3. Picasso moved to Paris in 1901 but where was he born?
4. Who became the first woman Prime Minister of an Islamic nation?
5. Who described his paintings as "hand-painted dream photographs?
6. What was the name of the first animal to be launched into space and in which year?
7. What is Aphra Behn famous for?
8. Where was Germaine Greer born and in which year?
9. When was Mikhail Gorbachev leader of the Soviet Union?
10. In which country was Mother Teresa born?
11. What was the name of a young illiterate pheasant girl who lead an army?
12. Who won a Nobel Prize for both Chemistry and Physics?
13. What was William Wilberforce most famous for?

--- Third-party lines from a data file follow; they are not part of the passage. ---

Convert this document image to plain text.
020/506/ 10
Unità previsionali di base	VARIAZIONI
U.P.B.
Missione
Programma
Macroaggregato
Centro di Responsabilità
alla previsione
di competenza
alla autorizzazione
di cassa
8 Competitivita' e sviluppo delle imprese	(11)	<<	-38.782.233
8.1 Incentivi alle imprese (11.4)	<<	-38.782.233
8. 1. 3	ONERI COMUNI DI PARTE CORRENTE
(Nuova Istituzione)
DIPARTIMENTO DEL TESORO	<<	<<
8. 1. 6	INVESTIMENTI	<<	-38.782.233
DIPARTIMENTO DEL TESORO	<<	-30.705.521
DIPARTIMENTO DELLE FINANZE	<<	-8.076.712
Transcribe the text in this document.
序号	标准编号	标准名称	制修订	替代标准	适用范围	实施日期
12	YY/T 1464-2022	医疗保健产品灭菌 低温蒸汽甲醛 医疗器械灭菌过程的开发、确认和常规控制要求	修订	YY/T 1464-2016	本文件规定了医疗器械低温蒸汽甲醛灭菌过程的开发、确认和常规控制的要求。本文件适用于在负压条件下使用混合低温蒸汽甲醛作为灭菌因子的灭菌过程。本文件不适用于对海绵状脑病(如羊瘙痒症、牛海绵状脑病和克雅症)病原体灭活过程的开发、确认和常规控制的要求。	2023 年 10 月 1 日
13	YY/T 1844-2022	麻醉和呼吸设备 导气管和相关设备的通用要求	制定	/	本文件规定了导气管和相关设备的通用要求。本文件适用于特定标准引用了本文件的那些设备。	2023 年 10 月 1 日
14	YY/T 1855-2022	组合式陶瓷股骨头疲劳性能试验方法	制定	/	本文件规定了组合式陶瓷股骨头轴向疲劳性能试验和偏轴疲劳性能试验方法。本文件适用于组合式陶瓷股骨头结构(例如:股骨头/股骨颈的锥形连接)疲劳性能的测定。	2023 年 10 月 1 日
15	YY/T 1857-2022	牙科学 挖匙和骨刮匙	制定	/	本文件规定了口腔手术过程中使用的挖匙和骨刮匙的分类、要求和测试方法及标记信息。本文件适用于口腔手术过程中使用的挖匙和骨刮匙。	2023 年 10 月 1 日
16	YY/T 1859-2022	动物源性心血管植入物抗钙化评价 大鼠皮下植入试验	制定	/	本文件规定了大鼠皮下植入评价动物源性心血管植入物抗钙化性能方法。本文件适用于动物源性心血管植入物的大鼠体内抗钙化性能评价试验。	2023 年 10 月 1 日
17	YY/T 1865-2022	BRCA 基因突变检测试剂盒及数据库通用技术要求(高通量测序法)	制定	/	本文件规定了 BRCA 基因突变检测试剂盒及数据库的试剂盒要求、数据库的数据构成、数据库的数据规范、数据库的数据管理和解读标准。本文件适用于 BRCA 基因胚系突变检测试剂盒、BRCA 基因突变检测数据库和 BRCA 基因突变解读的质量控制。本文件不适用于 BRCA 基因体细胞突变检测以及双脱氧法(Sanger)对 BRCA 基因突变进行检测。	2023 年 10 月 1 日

14. What has Tim Berners-Lee invented?
15. Which female heroine has hospitals named after her?
Star studded skies -
With transport networks all over the world grounding to a halt due to lockdown measures, there has been a significant drop in carbon emissions triggering some positive changes to the environment. Waters in Venice canals and skies over air polluted cities such as China and India have cleared. Photographers have been taking advantage of these new night skies and have been enjoying capturing star trails due to there being no interruption from air traffic.
Star trails are the streaks of light left by stars as the earth rotates, and the results are stunning. Here are some images shared by the Independent Newspaper yesterday. Both images were taken in Hampshire; the second was taken before lockdown and highlights how air traffic can cause a visual distraction.
Today's events -
For another heart-warming tribute to our healthcare heroes working on the frontline, clap for carers returns tonight at 8pm.
Lean from your window, stand on your doorstep, go out into the street, your garden or balcony and join the nation to celebrate and thank our key workers.
National Theatre Live -
Don't forget, National Theatre are streaming their first free production on YouTube tonight. One Man, Two Guvnors premieres at 7pm.